North Texas at Florida Atlantic (-10.5): Florida Atlantic is a nine-point favorite for me, so there does appear to be a touch of underdog value. FAU won by 38 when these teams played earlier in the year, but that was the worst spot of the season for UNT off of a last-second UTSA win. Seth Littrell can coach. If this number goes up, it may hit the card.

Memphis vs. UCF (-7): My raw number here is 6, so we’ve got a bit of Memphis value and I actually like the Tigers from a situational standpoint anyway. They were blown out in a bad spot in the first meeting and have been a much better team since that point. UCF has wavered a bit lately.

Akron vs. Toledo (-21.5): You don’t see many conference championship games with this type of line. My number isn’t that high either. My number is 15, so Akron shows clear value, but the market has bumped up Toledo here. I may wait until closer to kickoff and play back on the Zips when this line peaks, though it may not get much higher.

Georgia vs. Auburn (-2): Auburn deserves a nice bump for what the Tigers did to the Crimson Tide, but my number here is -1.5, so I agree with the slight line move to bump down from 3. Because Georgia is in the SEC East, they don’t get much love. They’re a legitimately good team. I won’t be playing this one unless we go north of 3 with public investment on the favorite.
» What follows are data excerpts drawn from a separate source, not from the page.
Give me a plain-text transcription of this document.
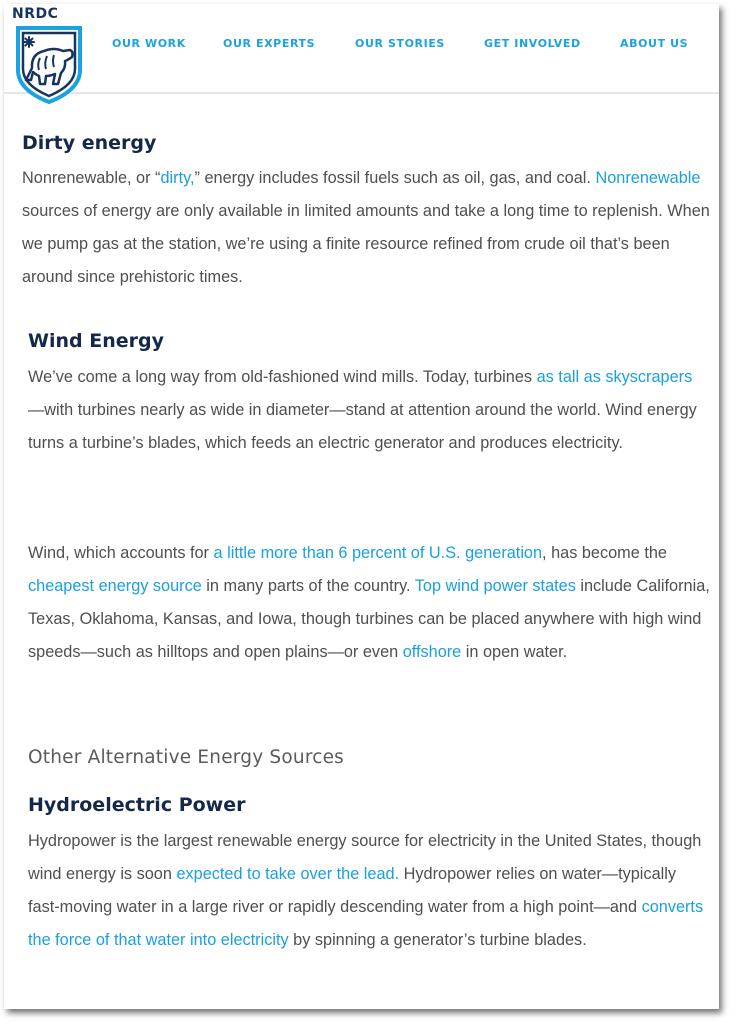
NRDC
OUR WORK	OUR EXPERTS	OUR STORIES	GET INVOLVED	ABOUT US
Dirty energy

Nonrenewable, or “dirty,” energy includes fossil fuels such as oil, gas, and coal. Nonrenewable sources of energy are only available in limited amounts and take a long time to replenish. When we pump gas at the station, we’re using a finite resource refined from crude oil that’s been around since prehistoric times.

Wind Energy

We’ve come a long way from old-fashioned wind mills. Today, turbines as tall as skyscrapers—with turbines nearly as wide in diameter—stand at attention around the world. Wind energy turns a turbine’s blades, which feeds an electric generator and produces electricity.

Wind, which accounts for a little more than 6 percent of U.S. generation, has become the cheapest energy source in many parts of the country. Top wind power states include California, Texas, Oklahoma, Kansas, and Iowa, though turbines can be placed anywhere with high wind speeds—such as hilltops and open plains—or even offshore in open water.

Other Alternative Energy Sources
Hydroelectric Power

Hydropower is the largest renewable energy source for electricity in the United States, though wind energy is soon expected to take over the lead. Hydropower relies on water—typically fast-moving water in a large river or rapidly descending water from a high point—and converts the force of that water into electricity by spinning a generator’s turbine blades.
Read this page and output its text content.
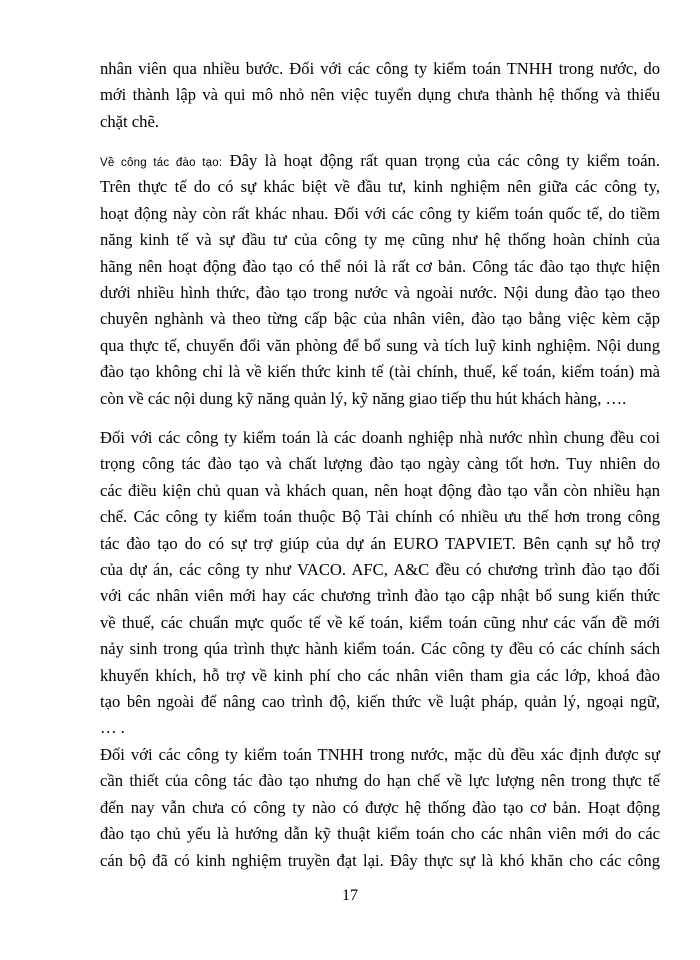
nhân viên qua nhiều bước. Đối với các công ty kiểm toán TNHH trong nước, do
mới thành lập và qui mô nhỏ nên việc tuyển dụng chưa thành hệ thống và thiếu
chặt chẽ.
Về công tác đào tạo: Đây là hoạt động rất quan trọng của các công ty kiểm toán.
Trên thực tế do có sự khác biệt về đầu tư, kinh nghiệm nên giữa các công ty,
hoạt động này còn rất khác nhau. Đối với các công ty kiểm toán quốc tế, do tiềm
năng kinh tế và sự đầu tư của công ty mẹ cũng như hệ thống hoàn chỉnh của
hãng nên hoạt động đào tạo có thể nói là rất cơ bản. Công tác đào tạo thực hiện
dưới nhiều hình thức, đào tạo trong nước và ngoài nước. Nội dung đào tạo theo
chuyên nghành và theo từng cấp bậc của nhân viên, đào tạo bằng việc kèm cặp
qua thực tế, chuyển đổi văn phòng để bổ sung và tích luỹ kinh nghiệm. Nội dung
đào tạo không chỉ là về kiến thức kinh tế (tài chính, thuế, kế toán, kiểm toán) mà
còn về các nội dung kỹ năng quản lý, kỹ năng giao tiếp thu hút khách hàng, ….
Đối với các công ty kiểm toán là các doanh nghiệp nhà nước nhìn chung đều coi
trọng công tác đào tạo và chất lượng đào tạo ngày càng tốt hơn. Tuy nhiên do
các điều kiện chủ quan và khách quan, nên hoạt động đào tạo vẫn còn nhiều hạn
chế. Các công ty kiểm toán thuộc Bộ Tài chính có nhiều ưu thế hơn trong công
tác đào tạo do có sự trợ giúp của dự án EURO TAPVIET. Bên cạnh sự hỗ trợ
của dự án, các công ty như VACO. AFC, A&C đều có chương trình đào tạo đối
với các nhân viên mới hay các chương trình đào tạo cập nhật bổ sung kiến thức
về thuế, các chuẩn mực quốc tế về kế toán, kiểm toán cũng như các vấn đề mới
nảy sinh trong qúa trình thực hành kiểm toán. Các công ty đều có các chính sách
khuyến khích, hỗ trợ về kinh phí cho các nhân viên tham gia các lớp, khoá đào
tạo bên ngoài để nâng cao trình độ, kiến thức về luật pháp, quản lý, ngoại ngữ,
… .
Đối với các công ty kiểm toán TNHH trong nước, mặc dù đều xác định được sự
cần thiết của công tác đào tạo nhưng do hạn chế về lực lượng nên trong thực tế
đến nay vẫn chưa có công ty nào có được hệ thống đào tạo cơ bản. Hoạt động
đào tạo chủ yếu là hướng dẫn kỹ thuật kiểm toán cho các nhân viên mới do các
cán bộ đã có kinh nghiệm truyền đạt lại. Đây thực sự là khó khăn cho các công
17
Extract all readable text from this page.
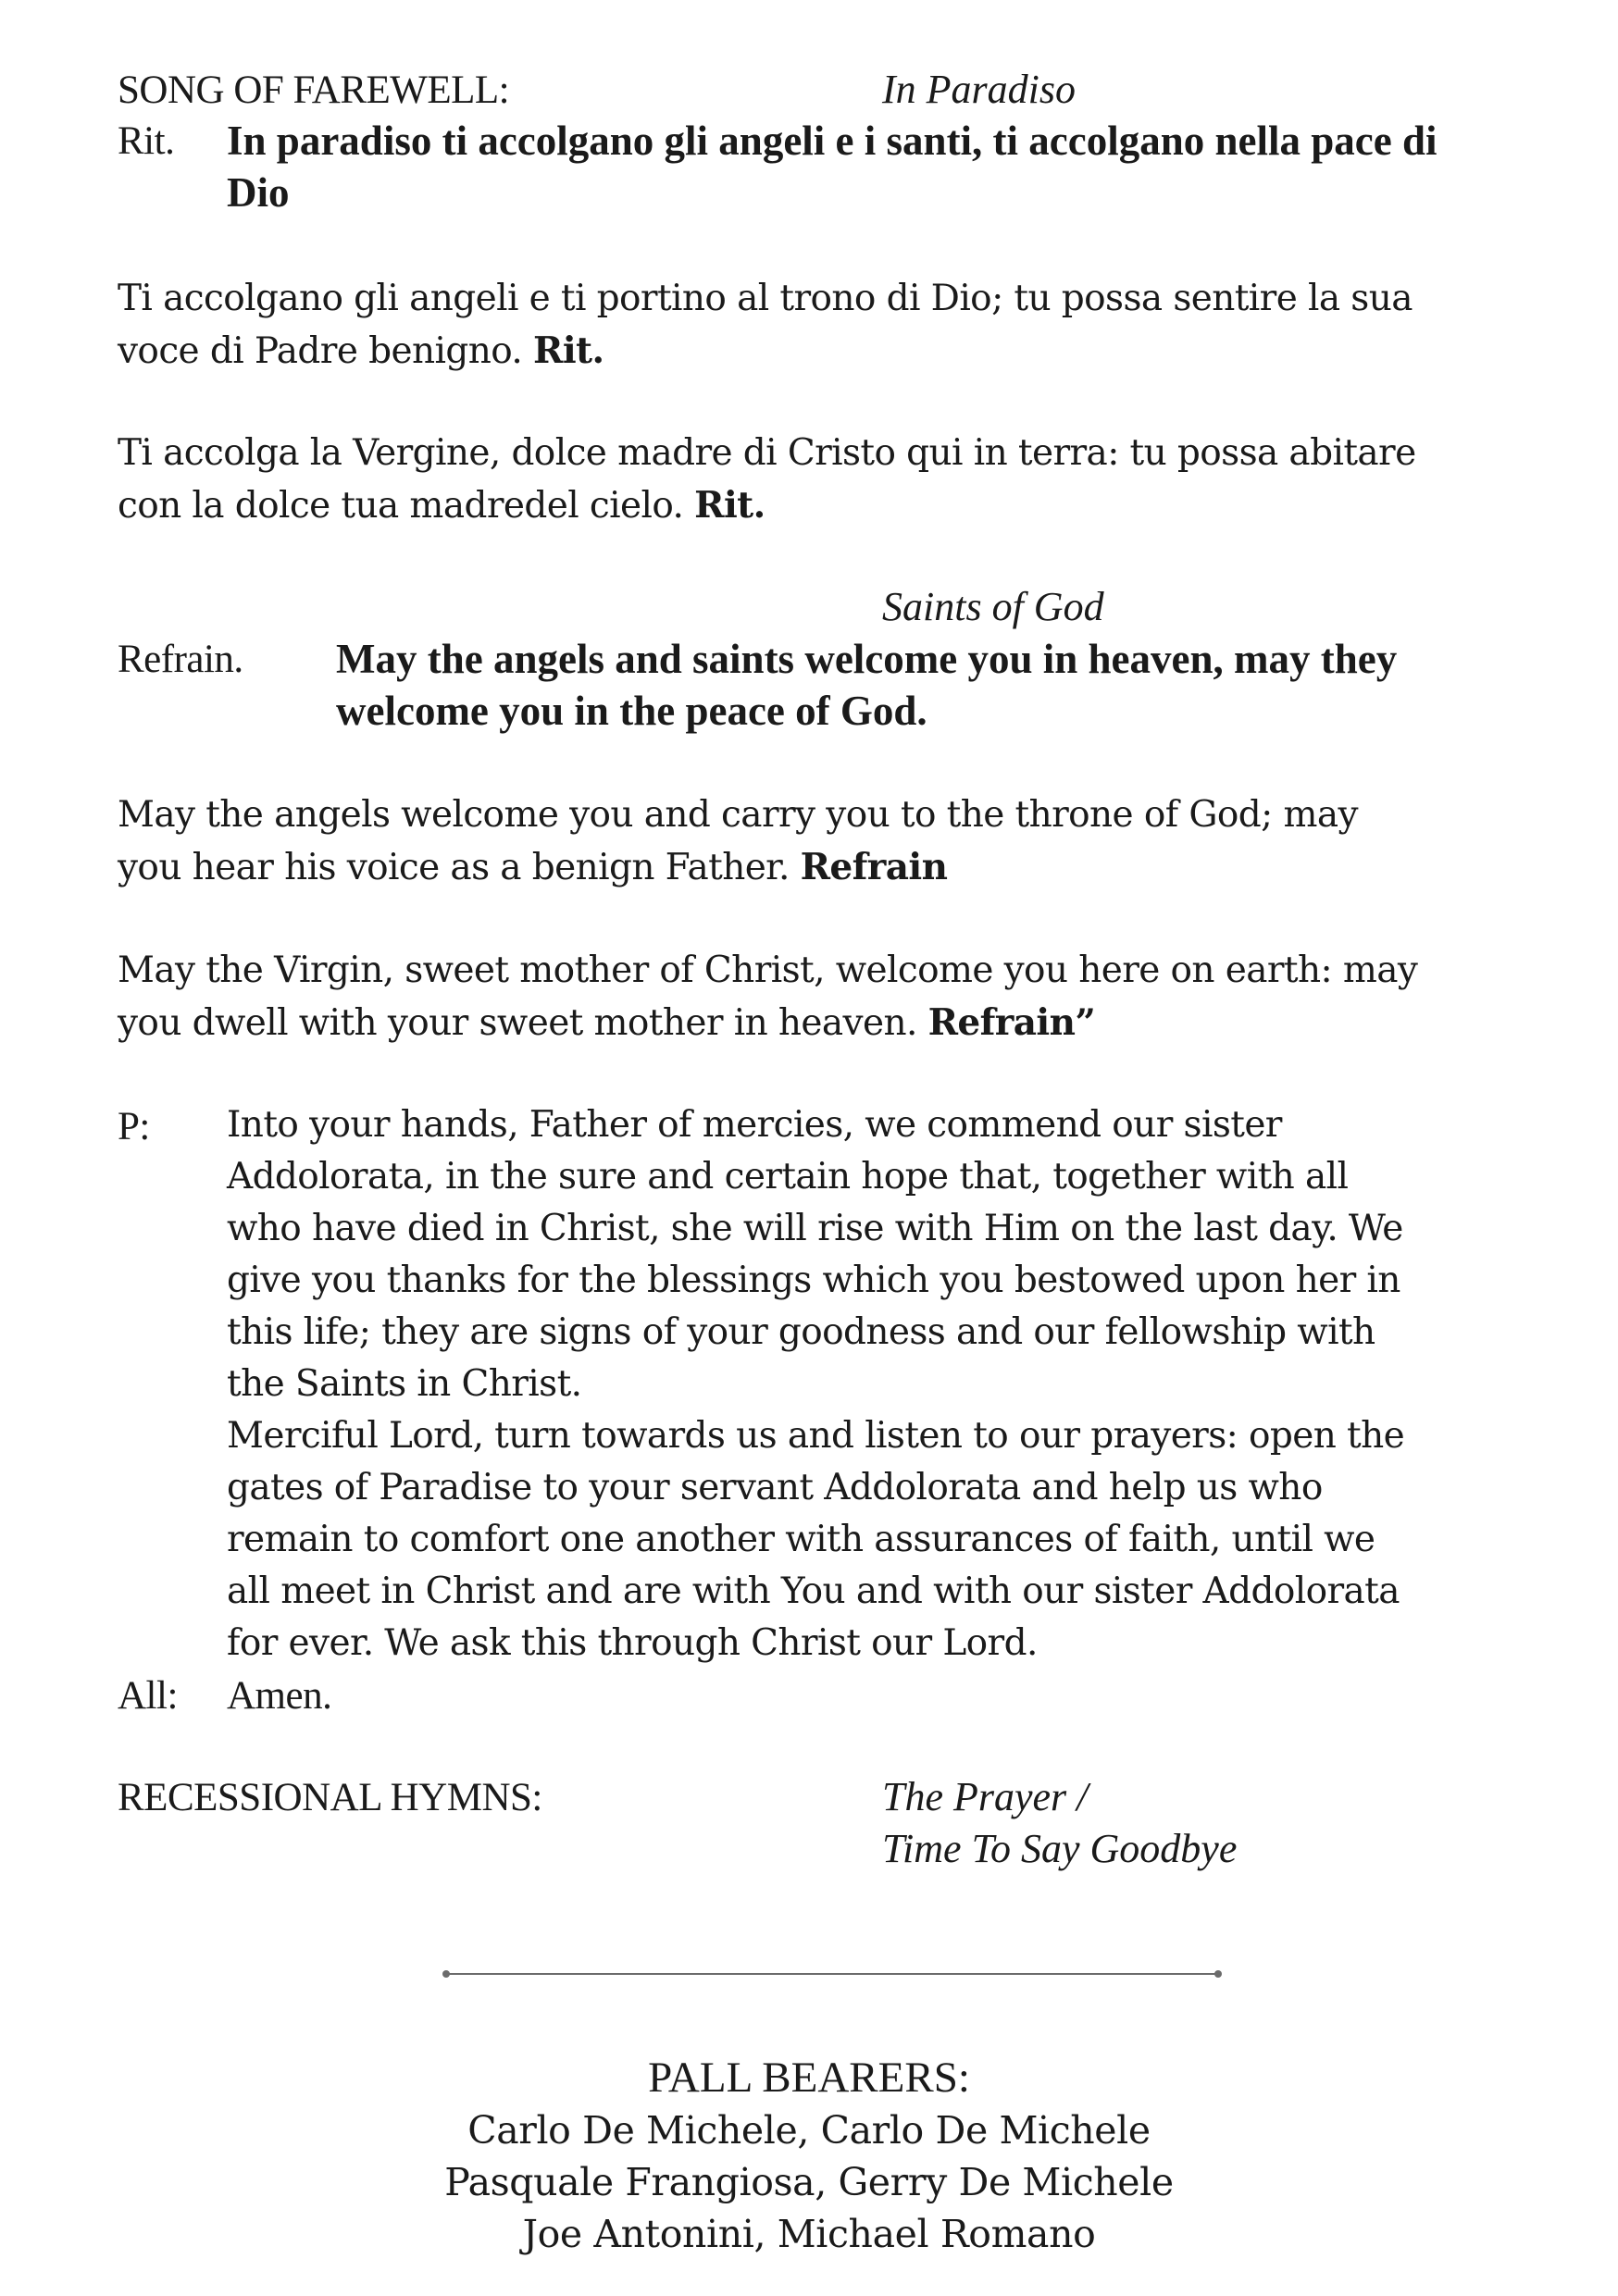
SONG OF FAREWELL:	In Paradiso
Rit. In paradiso ti accolgano gli angeli e i santi, ti accolgano nella pace di
Dio
Ti accolgano gli angeli e ti portino al trono di Dio; tu possa sentire la sua
voce di Padre benigno. Rit.
Ti accolga la Vergine, dolce madre di Cristo qui in terra: tu possa abitare
con la dolce tua madredel cielo. Rit.
Saints of God
Refrain. May the angels and saints welcome you in heaven, may they
welcome you in the peace of God.
May the angels welcome you and carry you to the throne of God; may
you hear his voice as a benign Father. Refrain
May the Virgin, sweet mother of Christ, welcome you here on earth: may
you dwell with your sweet mother in heaven. Refrain”
P: Into your hands, Father of mercies, we commend our sister
Addolorata, in the sure and certain hope that, together with all
who have died in Christ, she will rise with Him on the last day. We
give you thanks for the blessings which you bestowed upon her in
this life; they are signs of your goodness and our fellowship with
the Saints in Christ.
Merciful Lord, turn towards us and listen to our prayers: open the
gates of Paradise to your servant Addolorata and help us who
remain to comfort one another with assurances of faith, until we
all meet in Christ and are with You and with our sister Addolorata
for ever. We ask this through Christ our Lord.
All: Amen.
RECESSIONAL HYMNS:	The Prayer /
Time To Say Goodbye
PALL BEARERS:
Carlo De Michele, Carlo De Michele
Pasquale Frangiosa, Gerry De Michele
Joe Antonini, Michael Romano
Fresno State at Boise State (-9.5): Boise hosts last week’s rematch on the blue turf this week, so they get a nice bump for being at home. My number here is actually more like 13 with HFA factored in, so I agree with the move. It would have been 9.5 minus the HFA, so that certainly swings the balance to me in this game.

Miami vs. Clemson (-9.5): The Hurricanes and Tigers meet for ACC supremacy and this number is too high. My line is more like 3.5 here, so even well below the 7.5 opener. The market has been dying to go against Miami because of misleading wins earlier in the season. I guess that expectation, too, is that without the CFP on the line, Miami won’t show up. I disagree. I’ll be on the take.

Ohio State (-7) vs. Wisconsin: Wisconsin is such a hard team to rate and rank. They have played nobody, but you have to respect them in your power ratings because their lines are so high. My number on this game is 6.5, so we’re right on the ball per some sportsbooks. As such, I won’t be invested.

UMass at FIU (-3): UMass has been a riser for me of late and they are playing some really good football. FIU still looks like the play per the numbers, but the Panthers have been dropping a little bit here lately. I won’t be invested.

Louisiana-Monroe at Florida State (-26.5): This number is a touch inflated per my numbers, since I have 24.5, but the bowl eligibility thing makes some sense for paying a premium. The sharp money has hit the board on the Warhawks thus far and I’d expect that to continue. Florida State needs a win, not a blowout.

TCU vs. Oklahoma (-7): I wish I had more for you on this game, but my number is 7.5, so we don’t have much to play with in this spot.